TENGO FAMIGLIA! L’esenzione da imposte per i pasti forniti ai familiari del ristoratore. (Gazzetta Tributaria Edizione 11/2021)

TENGO FAMIGLIA! L’esenzione da imposte per i pasti forniti ai familiari del ristoratore. (Gazzetta Tributaria Edizione 11/2021)

11 – L’esenzione da imposte per i pasti forniti ai familiari del ristoratore.

 

A volte vi sono particolari di norme fiscali che non vengono sufficientemente approfonditi e interviene la Corte Suprema a richiamare l’attenzione: così è per il trattamento fiscale dei pasti forniti dal ristorante (anche albergo e agriturismo) a dipendenti, soci e familiari dell’imprenditore.

Infatti con sentenza n. 5175/2021 del 25/02/2021 La Corte di Cassazione ha affermato un principio abbastanza sconcertante, e cioè che per i pasti forniti dall’imprenditore a soci, dipendenti e familiari di valore non superiore a 50euro cad. vale:

l’esclusione da IVA ai sensi dell’art.3, c.3 della legge IVA;

l’irrilevanza da imposte dirette ai sensi dell’art.85 TUIR.

Esaurita l’esposizione dottrinale, per altro doverosa in presenza di una sentenza di Cassazione, scendiamo alla praticabilità di quanto affermato.

Una attività di ristorazione dovrebbe stare alla larga dall’autoconsumo che è una delle forme più semplici di evasione fiscale; per mitigare la portata di questa affermazione la legge IVA ha stabilito che nelle prestazioni di servizi (e la somministrazione di alimenti e bevande è tale e si differenzia dalla cessione di prodotti alimentari) sono imponibili quelle rivolte a dipendenti, familiari e soci se di valore (normale) superiore a cinquanta euro.

Pertanto il nostro ristorante potrà acquistare prodotti alimentari, energia per cucinare ecc. per la sua attività globale e se il pasto fornito ai dipendenti, soci e familiari non supera il valore di cinquanta euro l’IVA su tali acquisti, pur potendo astrattamente rientrare nell’autoconsumo, è detraibile.

Con una azzardata interpretazione la Corte di Cassazione, nella sentenza in commento, ha sviluppato questa serie di equazioni:

  • la somministrazione di alimenti e bevande, anche in autoconsumo, è prestazione di servizi e, se fornita a soci, dipendenti e familiari nei limiti di €50, è fuori campo IVA;
  • ai fini delle imposte dirette costituiscono ricavi le cessioni di beni, anche in autoconsumo, a soci, familiari e dipendenti;
  • nulla afferma in termini di autoconsumo il TUIR con riferimento alle prestazioni di servizi;
  • nei limiti dell’art.3, c.3 IVA (valore < €50) le prestazioni di servizi non costituiscono autoconsumo anche ai fini delle imposte dirette.

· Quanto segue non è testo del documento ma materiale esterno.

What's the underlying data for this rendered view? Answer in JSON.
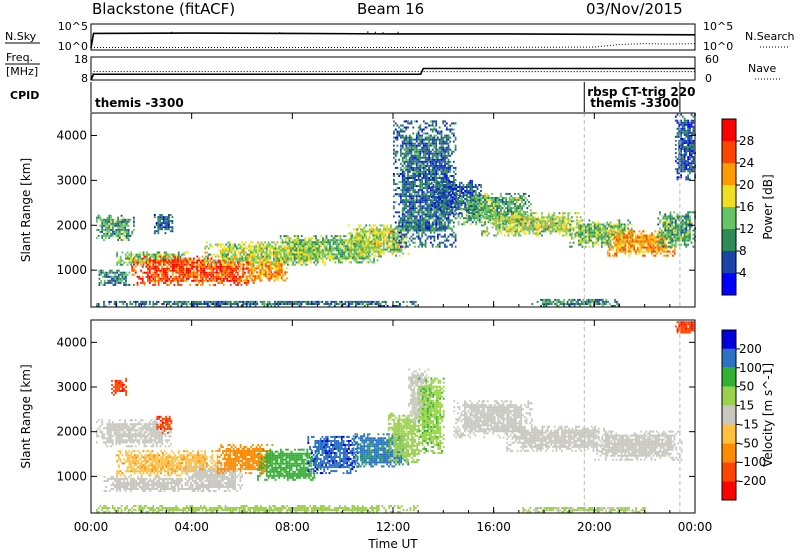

Il salto logico dal mondo dell’IVA a quello delle imposte dirette viene giustificato dalla Cassazione con la necessità di superare la distonia che si verifica tra le due fattispecie di riferimento (IVA e IRPEF/IRES); intento certamente comprensibile ma che suscita talune perplessità, data la genesi profondamente diversa dei due tributi.

Forse ha prevalso la necessità di proteggere la salute dei familiari per evitare problemi di denutrizione, ma viene richiamata alla memoria la scusante, per giustificare malefatte di ogni specie, in tanti film di Totò o De Filippo: tengo famiglia!